Things did not begin auspiciously for me on Day One of our recent ACTS retreat.
As co-director, one of my primary roles is that of timekeeper – making sure that our activity-filled days stay more or less on schedule. It’s a demanding task: There are roughly 160 discrete time slot “targets” to manage over the course of three-and-a-half days…so – even with the able assistance of my teammate, the Bell Ringer – I found it difficult not to get a bit caught up in the details.
Take Day One, for instance. We got up early…but still wound up being late for breakfast. 45 minutes late. And since that’s the first meal of day, it had an inevitable ripple effect on everything else we had planned for the morning.
Shifting into full-bore Timekeeper mode, I looked for ways to trim here…and shorten there. And we made progress. By lunchtime, we were close to getting back on track. Close…but not quite there: We missed the mark only by 15 minutes or so.
I knew, in the heart of my Timekeeper’s heart, that we could close that gap.

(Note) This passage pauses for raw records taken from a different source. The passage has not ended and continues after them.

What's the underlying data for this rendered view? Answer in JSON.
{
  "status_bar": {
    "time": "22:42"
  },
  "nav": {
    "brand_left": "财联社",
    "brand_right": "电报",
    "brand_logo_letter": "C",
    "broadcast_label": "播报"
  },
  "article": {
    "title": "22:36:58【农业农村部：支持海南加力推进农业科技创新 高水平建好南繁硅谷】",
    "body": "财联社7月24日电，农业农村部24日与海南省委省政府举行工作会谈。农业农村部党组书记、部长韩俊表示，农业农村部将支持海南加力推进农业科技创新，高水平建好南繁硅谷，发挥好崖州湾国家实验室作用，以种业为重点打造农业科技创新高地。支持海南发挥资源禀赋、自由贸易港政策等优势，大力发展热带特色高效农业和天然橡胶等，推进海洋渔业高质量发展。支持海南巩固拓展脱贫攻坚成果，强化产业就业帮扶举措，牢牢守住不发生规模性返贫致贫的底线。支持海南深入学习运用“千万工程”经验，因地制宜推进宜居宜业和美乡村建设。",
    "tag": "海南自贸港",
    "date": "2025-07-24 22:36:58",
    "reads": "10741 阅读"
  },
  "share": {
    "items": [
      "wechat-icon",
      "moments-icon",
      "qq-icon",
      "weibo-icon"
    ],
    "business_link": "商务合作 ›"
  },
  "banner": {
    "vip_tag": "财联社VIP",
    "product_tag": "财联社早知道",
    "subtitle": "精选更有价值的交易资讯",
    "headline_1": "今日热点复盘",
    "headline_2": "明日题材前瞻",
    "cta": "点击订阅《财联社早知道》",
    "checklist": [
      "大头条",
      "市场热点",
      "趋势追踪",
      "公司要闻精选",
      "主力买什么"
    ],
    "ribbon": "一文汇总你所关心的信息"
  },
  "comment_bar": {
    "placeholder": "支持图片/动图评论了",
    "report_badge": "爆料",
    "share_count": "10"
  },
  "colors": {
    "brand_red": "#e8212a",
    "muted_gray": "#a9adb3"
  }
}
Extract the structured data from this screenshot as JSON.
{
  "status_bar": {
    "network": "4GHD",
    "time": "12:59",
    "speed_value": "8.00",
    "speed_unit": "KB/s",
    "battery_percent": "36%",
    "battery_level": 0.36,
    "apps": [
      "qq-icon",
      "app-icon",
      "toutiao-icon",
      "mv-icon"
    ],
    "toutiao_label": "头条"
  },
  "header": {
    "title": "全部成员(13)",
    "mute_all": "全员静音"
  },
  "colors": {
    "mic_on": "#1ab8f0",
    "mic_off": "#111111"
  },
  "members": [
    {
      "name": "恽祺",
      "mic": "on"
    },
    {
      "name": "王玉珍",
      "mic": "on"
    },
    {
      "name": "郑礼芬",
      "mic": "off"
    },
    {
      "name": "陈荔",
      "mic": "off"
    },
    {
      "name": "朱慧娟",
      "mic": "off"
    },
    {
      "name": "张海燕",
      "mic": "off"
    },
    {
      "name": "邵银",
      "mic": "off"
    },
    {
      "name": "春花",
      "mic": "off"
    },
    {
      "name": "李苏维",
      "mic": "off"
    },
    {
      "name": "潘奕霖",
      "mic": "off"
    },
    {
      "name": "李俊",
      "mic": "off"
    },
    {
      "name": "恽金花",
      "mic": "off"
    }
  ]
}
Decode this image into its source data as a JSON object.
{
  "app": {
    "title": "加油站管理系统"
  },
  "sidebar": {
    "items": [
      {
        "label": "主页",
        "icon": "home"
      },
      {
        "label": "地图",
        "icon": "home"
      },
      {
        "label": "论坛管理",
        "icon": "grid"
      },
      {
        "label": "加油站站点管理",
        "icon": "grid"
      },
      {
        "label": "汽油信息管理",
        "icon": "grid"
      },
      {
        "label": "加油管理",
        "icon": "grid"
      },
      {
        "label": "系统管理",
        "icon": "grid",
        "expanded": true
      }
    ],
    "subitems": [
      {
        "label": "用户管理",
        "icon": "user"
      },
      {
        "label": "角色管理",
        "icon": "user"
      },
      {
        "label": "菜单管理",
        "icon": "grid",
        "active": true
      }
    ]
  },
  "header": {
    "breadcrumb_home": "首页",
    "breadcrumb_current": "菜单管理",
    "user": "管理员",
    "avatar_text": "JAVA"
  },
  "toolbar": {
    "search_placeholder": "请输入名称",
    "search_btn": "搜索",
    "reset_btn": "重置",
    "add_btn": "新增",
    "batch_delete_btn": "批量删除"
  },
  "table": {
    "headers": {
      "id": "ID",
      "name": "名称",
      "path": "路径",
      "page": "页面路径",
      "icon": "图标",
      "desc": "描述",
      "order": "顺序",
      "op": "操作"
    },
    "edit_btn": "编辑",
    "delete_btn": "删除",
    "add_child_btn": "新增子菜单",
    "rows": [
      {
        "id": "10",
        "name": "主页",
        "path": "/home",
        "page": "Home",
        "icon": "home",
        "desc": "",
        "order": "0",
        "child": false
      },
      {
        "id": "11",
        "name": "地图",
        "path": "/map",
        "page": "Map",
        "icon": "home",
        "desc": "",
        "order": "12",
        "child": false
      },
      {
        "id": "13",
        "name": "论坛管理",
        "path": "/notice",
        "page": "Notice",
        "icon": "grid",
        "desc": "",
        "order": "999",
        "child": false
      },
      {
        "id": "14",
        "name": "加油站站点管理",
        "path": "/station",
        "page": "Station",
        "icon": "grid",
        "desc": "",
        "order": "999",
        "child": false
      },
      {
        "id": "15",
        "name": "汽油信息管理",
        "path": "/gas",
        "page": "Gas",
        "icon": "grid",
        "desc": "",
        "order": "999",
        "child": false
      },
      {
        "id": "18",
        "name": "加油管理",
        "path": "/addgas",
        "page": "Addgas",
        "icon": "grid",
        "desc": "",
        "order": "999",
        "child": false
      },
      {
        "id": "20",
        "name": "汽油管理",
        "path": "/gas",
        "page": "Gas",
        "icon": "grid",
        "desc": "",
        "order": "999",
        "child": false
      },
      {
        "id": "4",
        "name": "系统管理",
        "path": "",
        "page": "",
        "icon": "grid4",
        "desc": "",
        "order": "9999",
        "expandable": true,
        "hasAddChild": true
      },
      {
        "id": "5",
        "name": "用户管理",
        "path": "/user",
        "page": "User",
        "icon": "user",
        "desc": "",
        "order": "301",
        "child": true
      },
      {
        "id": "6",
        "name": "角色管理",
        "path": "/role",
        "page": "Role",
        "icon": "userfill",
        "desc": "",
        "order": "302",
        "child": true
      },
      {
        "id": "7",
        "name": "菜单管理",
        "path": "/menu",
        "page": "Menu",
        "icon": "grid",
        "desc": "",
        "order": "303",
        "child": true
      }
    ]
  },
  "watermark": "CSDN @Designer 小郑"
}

And I was bound and determined to make it happen over the course of the afternoon.
So: more trimming. More tucking. More hustling and herding. And sure enough, we made it: By the dinner hour on Day One, our time deficit had been completely erased.
That’s when the kitchen staff informed me the meatloaf wasn’t quite ready. It would need to remain in the oven for at least another 15 minutes.
It was about then that a different sort of realization dawned: How breathtakingly presumptuous it is for me to think of myself as Timekeeper. On an ACTS retreat, surely – despite our intricate planning, the Weekends always seem to unfold on God’s schedule…at the Holy Spirit’s pace.
But actually, it’s rather presumptuous to think of Time as ‘mine’ on any given day. On any day that God gives me. My wife Gerri and I admit as much when recite our morning prayer together:
Loving God, Creator God, we declare our dependency upon You for each heartbeat, each breath of our lives…
Three or four years now, we’ve been saying this prayer together before heading out the door each day. But only this past weekend did the ‘Timekeeper’ in me finally begin to recognize how much he still craves ‘clock control.’
Better, perhaps, to be like the servants we hear about in today’s Gospel reading from Matthew…those who
await their master’s return from a wedding, ready to open immediately when he comes and knocks. Blessed are those servants whom the master finds vigilant on his arrival.
Let us pause now…to recall that we are in the presence of the Holy & Merciful One.